With cellular research models you often need a comprehensive view of metabolism at not only the cellular but also the metabolite level to generate accurate biological insights and identify potential therapeutic targets. This presentation highlights the ability to use Seahorse XF technology with LC/MS synergistically to deliver these critical holistic biological insights with enhanced confidence.

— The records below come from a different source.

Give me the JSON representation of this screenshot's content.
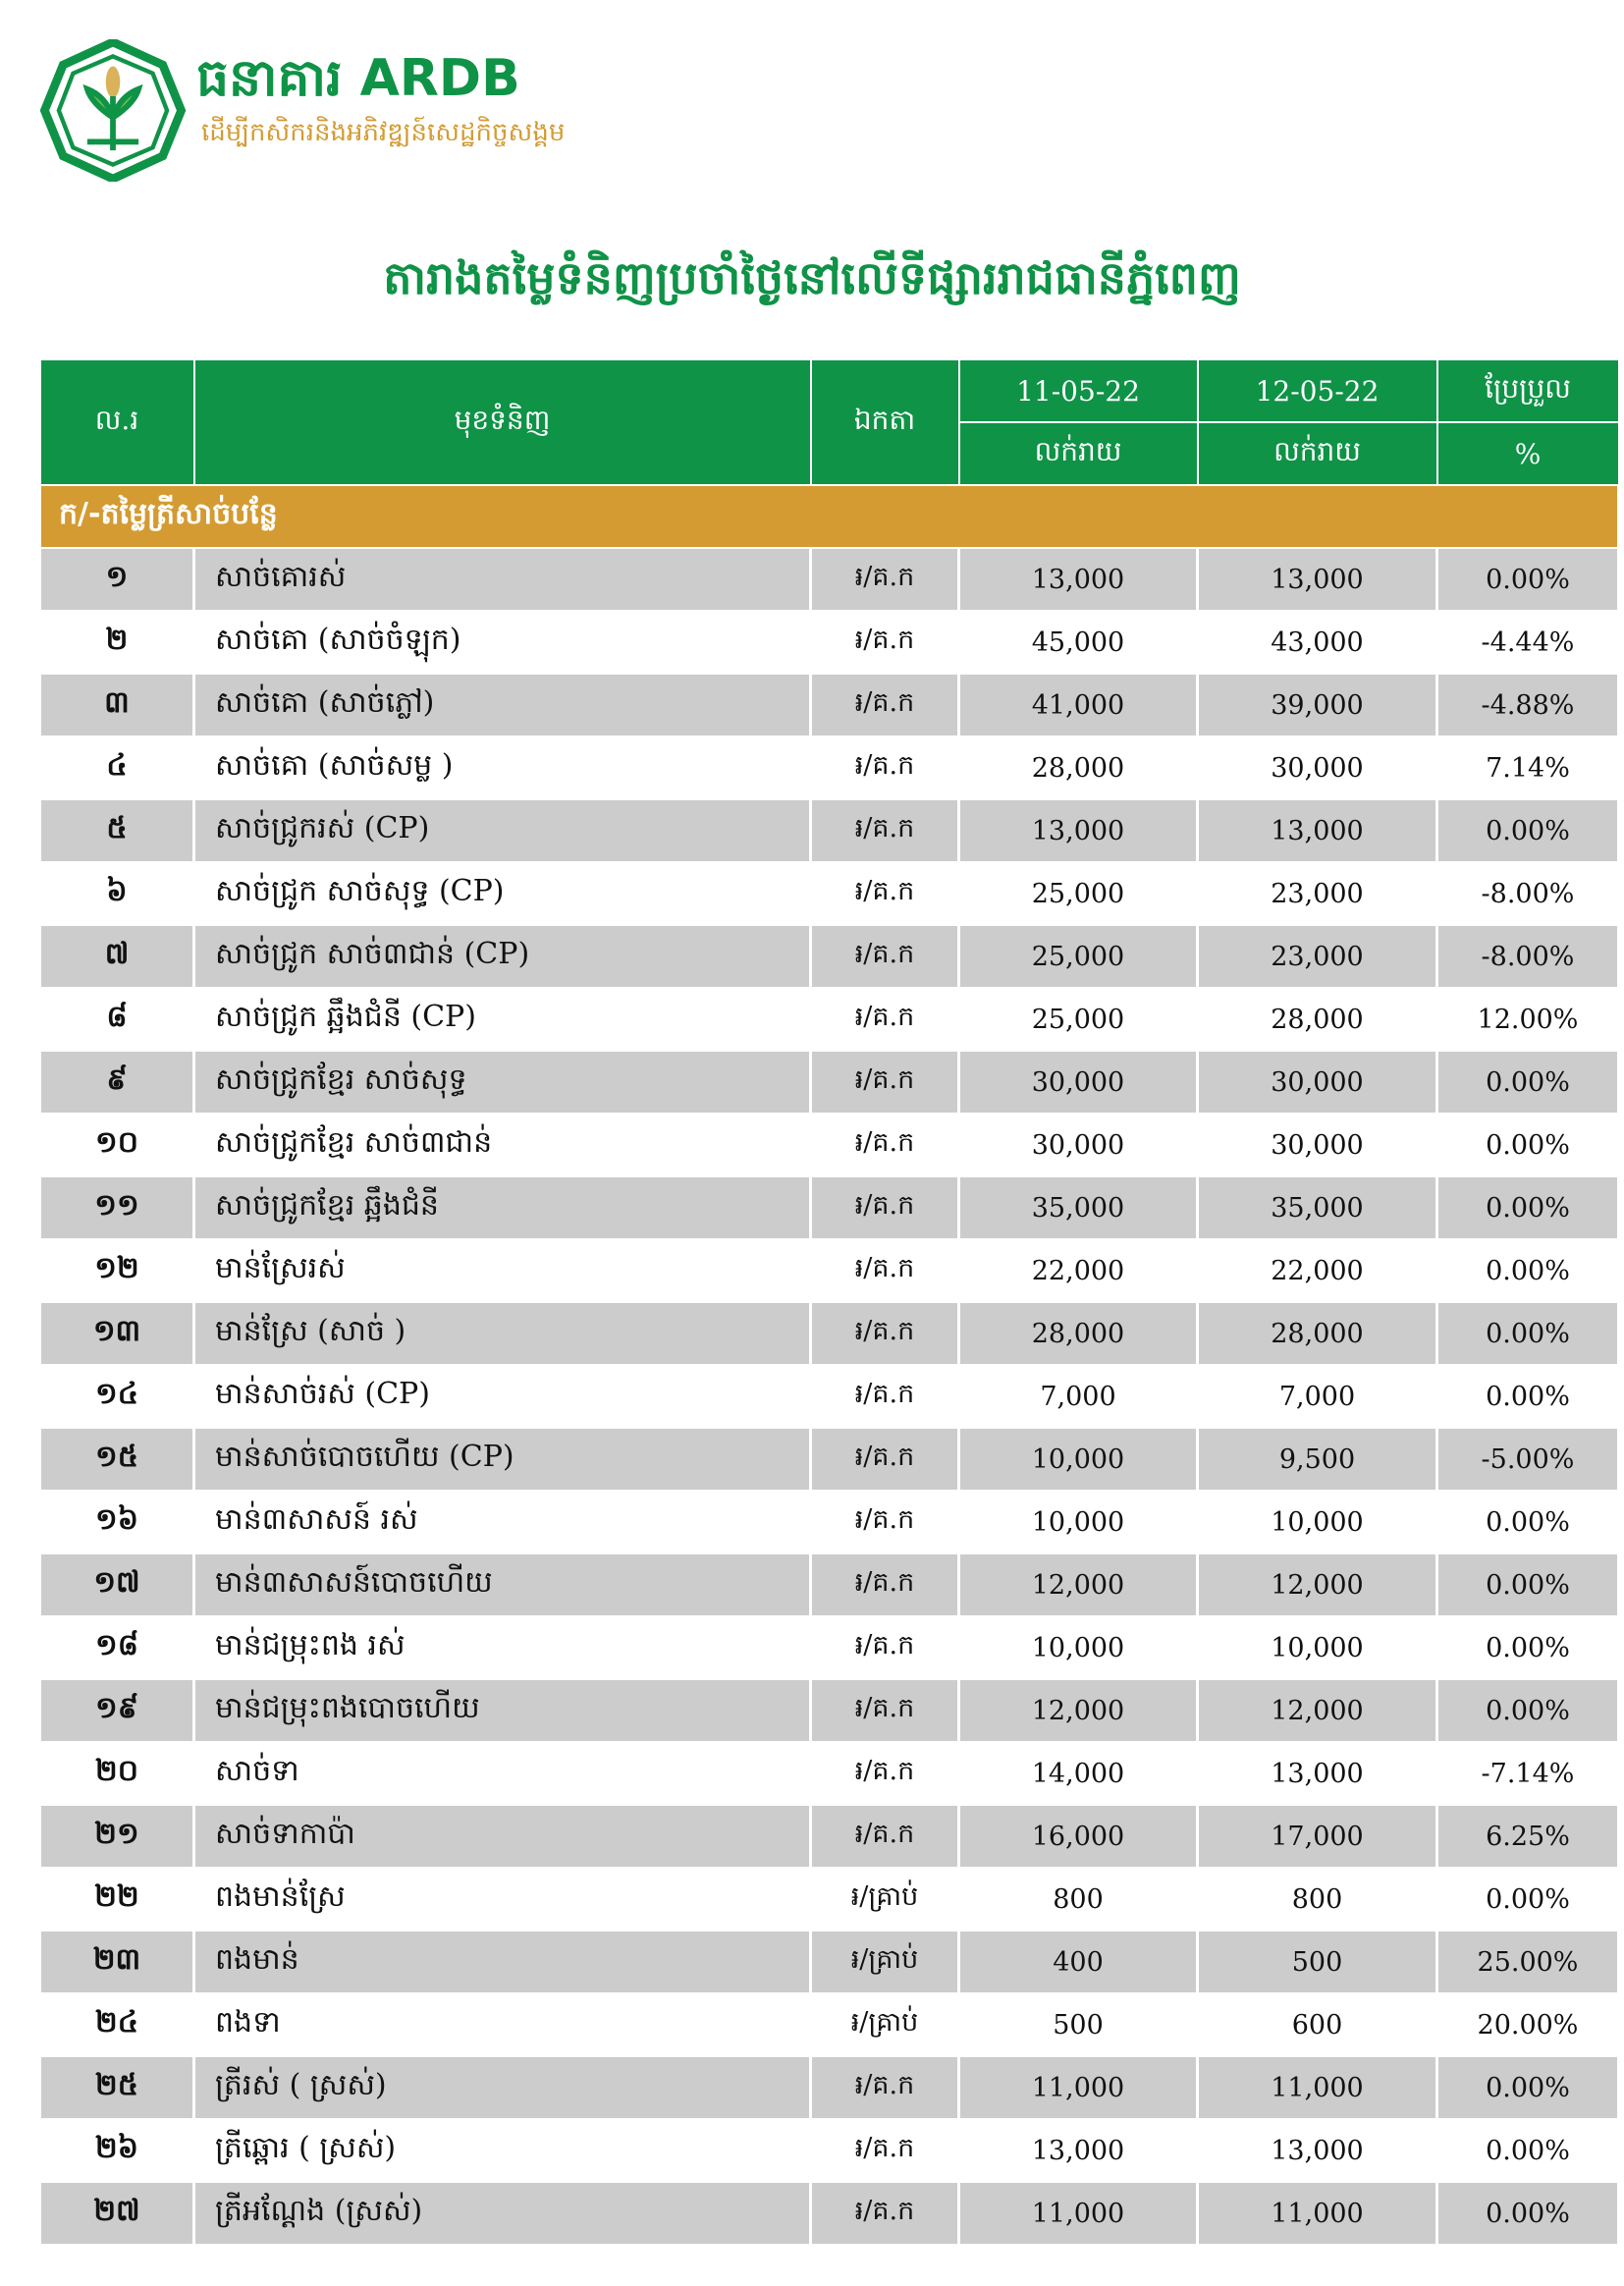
{
  "header": {
    "logo_text": "ARDB",
    "brand": "ធនាគារ ARDB",
    "tagline": "ដើម្បីកសិករនិងអភិវឌ្ឍន៍សេដ្ឋកិច្ចសង្គម",
    "brand_green": "#0f9347",
    "brand_gold": "#d49b32"
  },
  "title": "តារាងតម្លៃទំនិញប្រចាំថ្ងៃនៅលើទីផ្សាររាជធានីភ្នំពេញ",
  "table": {
    "headers": {
      "no": "ល.រ",
      "item": "មុខទំនិញ",
      "unit": "ឯកតា",
      "date1": "11-05-22",
      "date2": "12-05-22",
      "change": "ប្រែប្រួល",
      "retail1": "លក់រាយ",
      "retail2": "លក់រាយ",
      "percent": "%"
    },
    "section": "ក/-តម្លៃត្រីសាច់បន្លែ",
    "rows": [
      [
        "១",
        "សាច់គោរស់",
        "៛/គ.ក",
        "13,000",
        "13,000",
        "0.00%"
      ],
      [
        "២",
        "សាច់គោ (សាច់ចំឡុក)",
        "៛/គ.ក",
        "45,000",
        "43,000",
        "-4.44%"
      ],
      [
        "៣",
        "សាច់គោ (សាច់ភ្លៅ)",
        "៛/គ.ក",
        "41,000",
        "39,000",
        "-4.88%"
      ],
      [
        "៤",
        "សាច់គោ (សាច់សម្ល )",
        "៛/គ.ក",
        "28,000",
        "30,000",
        "7.14%"
      ],
      [
        "៥",
        "សាច់ជ្រូករស់ (CP)",
        "៛/គ.ក",
        "13,000",
        "13,000",
        "0.00%"
      ],
      [
        "៦",
        "សាច់ជ្រូក សាច់សុទ្ធ (CP)",
        "៛/គ.ក",
        "25,000",
        "23,000",
        "-8.00%"
      ],
      [
        "៧",
        "សាច់ជ្រូក សាច់៣ជាន់ (CP)",
        "៛/គ.ក",
        "25,000",
        "23,000",
        "-8.00%"
      ],
      [
        "៨",
        "សាច់ជ្រូក ឆ្អឹងជំនី (CP)",
        "៛/គ.ក",
        "25,000",
        "28,000",
        "12.00%"
      ],
      [
        "៩",
        "សាច់ជ្រូកខ្មែរ សាច់សុទ្ធ",
        "៛/គ.ក",
        "30,000",
        "30,000",
        "0.00%"
      ],
      [
        "១០",
        "សាច់ជ្រូកខ្មែរ សាច់៣ជាន់",
        "៛/គ.ក",
        "30,000",
        "30,000",
        "0.00%"
      ],
      [
        "១១",
        "សាច់ជ្រូកខ្មែរ ឆ្អឹងជំនី",
        "៛/គ.ក",
        "35,000",
        "35,000",
        "0.00%"
      ],
      [
        "១២",
        "មាន់ស្រែរស់",
        "៛/គ.ក",
        "22,000",
        "22,000",
        "0.00%"
      ],
      [
        "១៣",
        "មាន់ស្រែ (សាច់ )",
        "៛/គ.ក",
        "28,000",
        "28,000",
        "0.00%"
      ],
      [
        "១៤",
        "មាន់សាច់រស់ (CP)",
        "៛/គ.ក",
        "7,000",
        "7,000",
        "0.00%"
      ],
      [
        "១៥",
        "មាន់សាច់បោចហើយ (CP)",
        "៛/គ.ក",
        "10,000",
        "9,500",
        "-5.00%"
      ],
      [
        "១៦",
        "មាន់៣សាសន៍ រស់",
        "៛/គ.ក",
        "10,000",
        "10,000",
        "0.00%"
      ],
      [
        "១៧",
        "មាន់៣សាសន៍បោចហើយ",
        "៛/គ.ក",
        "12,000",
        "12,000",
        "0.00%"
      ],
      [
        "១៨",
        "មាន់ជម្រុះពង រស់",
        "៛/គ.ក",
        "10,000",
        "10,000",
        "0.00%"
      ],
      [
        "១៩",
        "មាន់ជម្រុះពងបោចហើយ",
        "៛/គ.ក",
        "12,000",
        "12,000",
        "0.00%"
      ],
      [
        "២០",
        "សាច់ទា",
        "៛/គ.ក",
        "14,000",
        "13,000",
        "-7.14%"
      ],
      [
        "២១",
        "សាច់ទាកាប៉ា",
        "៛/គ.ក",
        "16,000",
        "17,000",
        "6.25%"
      ],
      [
        "២២",
        "ពងមាន់ស្រែ",
        "៛/គ្រាប់",
        "800",
        "800",
        "0.00%"
      ],
      [
        "២៣",
        "ពងមាន់",
        "៛/គ្រាប់",
        "400",
        "500",
        "25.00%"
      ],
      [
        "២៤",
        "ពងទា",
        "៛/គ្រាប់",
        "500",
        "600",
        "20.00%"
      ],
      [
        "២៥",
        "ត្រីរស់ ( ស្រស់)",
        "៛/គ.ក",
        "11,000",
        "11,000",
        "0.00%"
      ],
      [
        "២៦",
        "ត្រីឆ្ពោរ ( ស្រស់)",
        "៛/គ.ក",
        "13,000",
        "13,000",
        "0.00%"
      ],
      [
        "២៧",
        "ត្រីអណ្តែង (ស្រស់)",
        "៛/គ.ក",
        "11,000",
        "11,000",
        "0.00%"
      ]
    ]
  }
}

In this study we identified two candidate tyrosine kinase inhibitors that had desirable impacts on aerobic metabolism in cancer cells with a Seahorse XF screening strategy. Additionally, by leveraging Seahorse Mitochondrial Stress Test we assessed candidate therapeutics for spare respiratory capacity to assess potential for metabolic switching. To follow up on this mechanistically we conducted both targeted and untargeted metabolomics and lipidomics approaches with Agilent LC/MS systems. From these omics assays we confirmed that one of the drug candidates permitted the cells the ability to switch substrates to beta-oxidation-based metabolism and relieve inhibition.
Methods:
The THP-1 cancer cell line was utilized in this study. Cells were treated for 2 or 18 hours with two tyrosine kinase inhibitors or a vehicle control. Flow cytometry was used for cell count normalization for both Seahorse XF and LC/MS analyses to ensure sampling of the same number of cells from each treatment group. Treated cells were plated into Seahorse XF plates using recommended guidelines and oxygen consumption and extracellular acidification rates were monitored. Separately, treated cells were aliquoted for LC/MS analysis and prepared using a room temperature cell lysis and quenching method. Metabolites and lipids were fractionated with a Captiva EMR-Lipid plate using a Bravo Metabolomics Sample Prep Platform. Metabolite extracts were separated with HILIC-LC, and lipid extracts were separated with RP-LC, and eluents were analyzed with an Agilent Revident LC/Q-TOF and MassHunter Explorer software for chemometrics in a discovery workflow. To identify endogenous metabolites, a database search was performed against a 471-compound subset of the Agilent METLIN Personal Compound Database and Library curated with HILIC-Z retention times from authentic chemical standards, resulting in 101 annotated compounds. To enable lipid annotation, MassHunter Lipid Annotator software was first used to build a lipid database based on in silico MS/MS spectral library matching from MS/MS spectra that were acquired from representative pooled cellular extracts. Specifically, a set of six positive-ion and six negative‑ion mode iterative MS/MS data files were analyzed. This resulted in 562 lipids, representing 16 classes, annotated for positive-ion mode, and 500 lipids, representing 22 classes, annotated for negative-ion mode.